На определенных местах я ставила глубокие тарелки, а рядом (с левой стороны) ставила маленькие тарелочки для хлеба. После этого я доставала из ящика буфета другие предметы, которые никак не хотела называть посудой — ложки, вилки, ножи, — и раскладывала их возле каждой глубокой тарелки с правой стороны.
Я знала, что в глубокую тарелку наливают суп, а на маленько тарелочку я сама клала хлеб, беря его из хлебницы, поэтому как глубокая тарелка, так и маленькая тарелочка называются посудой. Но ложки, вилки и ножи не похожи на тарелки. Почему же мне говорят: «Готовь посуду», но не добавляют к этой фразе: «Готовь ложки, вилки и ножи»?

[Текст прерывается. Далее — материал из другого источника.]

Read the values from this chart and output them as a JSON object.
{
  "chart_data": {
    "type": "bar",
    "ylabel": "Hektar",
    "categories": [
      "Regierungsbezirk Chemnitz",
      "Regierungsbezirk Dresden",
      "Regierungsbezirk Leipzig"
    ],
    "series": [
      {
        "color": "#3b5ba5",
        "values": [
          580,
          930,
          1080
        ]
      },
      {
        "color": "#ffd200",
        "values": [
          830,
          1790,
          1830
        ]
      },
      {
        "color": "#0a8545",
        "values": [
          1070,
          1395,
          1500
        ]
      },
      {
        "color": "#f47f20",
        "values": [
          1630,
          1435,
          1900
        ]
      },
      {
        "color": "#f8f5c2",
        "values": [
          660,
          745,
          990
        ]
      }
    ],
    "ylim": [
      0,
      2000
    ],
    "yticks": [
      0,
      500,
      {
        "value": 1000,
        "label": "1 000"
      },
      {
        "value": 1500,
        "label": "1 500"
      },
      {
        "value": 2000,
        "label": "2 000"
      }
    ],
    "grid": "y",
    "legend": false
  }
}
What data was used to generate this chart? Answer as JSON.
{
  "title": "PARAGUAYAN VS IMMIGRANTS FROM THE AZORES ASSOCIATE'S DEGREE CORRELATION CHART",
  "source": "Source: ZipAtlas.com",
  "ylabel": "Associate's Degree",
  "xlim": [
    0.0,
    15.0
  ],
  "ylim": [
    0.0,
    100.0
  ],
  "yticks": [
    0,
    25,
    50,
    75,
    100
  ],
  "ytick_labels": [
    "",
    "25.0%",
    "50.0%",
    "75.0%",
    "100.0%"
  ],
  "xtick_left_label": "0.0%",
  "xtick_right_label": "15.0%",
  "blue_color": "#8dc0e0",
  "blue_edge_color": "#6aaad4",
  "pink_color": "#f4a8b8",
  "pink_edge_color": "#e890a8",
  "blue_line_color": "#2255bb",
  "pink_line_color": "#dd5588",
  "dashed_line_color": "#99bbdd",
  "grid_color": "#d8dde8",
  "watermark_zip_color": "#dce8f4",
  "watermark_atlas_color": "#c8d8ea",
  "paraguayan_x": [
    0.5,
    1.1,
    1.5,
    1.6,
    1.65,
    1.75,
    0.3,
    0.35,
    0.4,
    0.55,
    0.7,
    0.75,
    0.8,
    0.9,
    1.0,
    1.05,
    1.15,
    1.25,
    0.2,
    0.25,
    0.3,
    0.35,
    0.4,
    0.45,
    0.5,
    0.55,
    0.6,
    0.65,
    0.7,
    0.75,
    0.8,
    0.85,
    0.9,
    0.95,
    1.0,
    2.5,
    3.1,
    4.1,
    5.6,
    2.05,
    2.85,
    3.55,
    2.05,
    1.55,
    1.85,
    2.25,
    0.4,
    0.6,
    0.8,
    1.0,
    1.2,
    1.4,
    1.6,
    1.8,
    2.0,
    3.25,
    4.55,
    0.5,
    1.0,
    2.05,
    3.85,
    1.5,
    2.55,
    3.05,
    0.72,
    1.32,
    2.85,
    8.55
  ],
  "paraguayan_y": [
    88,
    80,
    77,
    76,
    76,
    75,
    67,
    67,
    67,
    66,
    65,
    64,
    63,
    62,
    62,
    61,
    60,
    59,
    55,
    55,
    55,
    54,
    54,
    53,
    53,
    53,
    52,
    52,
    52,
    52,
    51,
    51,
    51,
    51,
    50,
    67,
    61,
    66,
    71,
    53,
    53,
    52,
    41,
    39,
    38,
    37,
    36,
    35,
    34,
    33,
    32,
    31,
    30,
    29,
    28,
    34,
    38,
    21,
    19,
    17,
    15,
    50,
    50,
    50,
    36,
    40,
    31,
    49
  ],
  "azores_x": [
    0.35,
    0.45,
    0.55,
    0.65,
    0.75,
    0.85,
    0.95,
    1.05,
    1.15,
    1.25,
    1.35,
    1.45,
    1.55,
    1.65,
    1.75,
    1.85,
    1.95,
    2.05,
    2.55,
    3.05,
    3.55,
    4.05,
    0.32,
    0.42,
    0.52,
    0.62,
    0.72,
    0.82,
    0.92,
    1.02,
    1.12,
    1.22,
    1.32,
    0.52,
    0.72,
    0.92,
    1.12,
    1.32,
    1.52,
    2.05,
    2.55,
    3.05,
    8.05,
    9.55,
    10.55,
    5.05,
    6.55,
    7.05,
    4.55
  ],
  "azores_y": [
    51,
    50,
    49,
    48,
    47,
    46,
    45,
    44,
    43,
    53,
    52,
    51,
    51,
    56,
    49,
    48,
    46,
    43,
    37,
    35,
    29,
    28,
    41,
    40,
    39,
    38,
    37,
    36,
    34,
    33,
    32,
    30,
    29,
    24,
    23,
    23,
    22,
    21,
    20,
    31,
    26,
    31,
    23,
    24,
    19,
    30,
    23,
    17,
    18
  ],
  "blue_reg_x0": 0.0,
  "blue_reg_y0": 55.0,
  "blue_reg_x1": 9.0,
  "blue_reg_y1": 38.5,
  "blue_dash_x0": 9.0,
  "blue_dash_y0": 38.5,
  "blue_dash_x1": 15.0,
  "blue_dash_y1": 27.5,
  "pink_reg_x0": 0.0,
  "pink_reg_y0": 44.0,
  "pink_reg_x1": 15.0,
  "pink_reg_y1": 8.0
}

Утром мне говорили: «Иди накрывай стол к чаю». Я расставляла чашки с блюдцами, маленькие тарелочки, клала ложечки. Вяла хлебницу и сахарницу и раскладывала хлеб и сахар на маленькие тарелочки. В 12 часов дня мне говорили, чтобы я накрыта стоп к завтраку. Я ставила большие и мелкие тарелки, раскладывала вилки и ложки.
Делая все это, я внутренне волновалась: боялась забыть о какой-нибудь посуде, т.е. о чьей-нибудь чашке, чайной ложечке, столовой ложке, вилке. Я несколько раз обходила вокруг стола, осматривая все приборы и считая все, что находилось на столе, но к посуде относилось так много различных предметов, что они не сразу усваивались, путались в моем представлении, сливались в какую-то массу, громоздились грудой, которую я мысленно называла посудой. Посуда разделялась на многие отдельные предметы, которые одновременно следовало называть и посудой, и тарелками, чашками, стаканами, блюдцами, ложками, вилками, соками, сахарницами.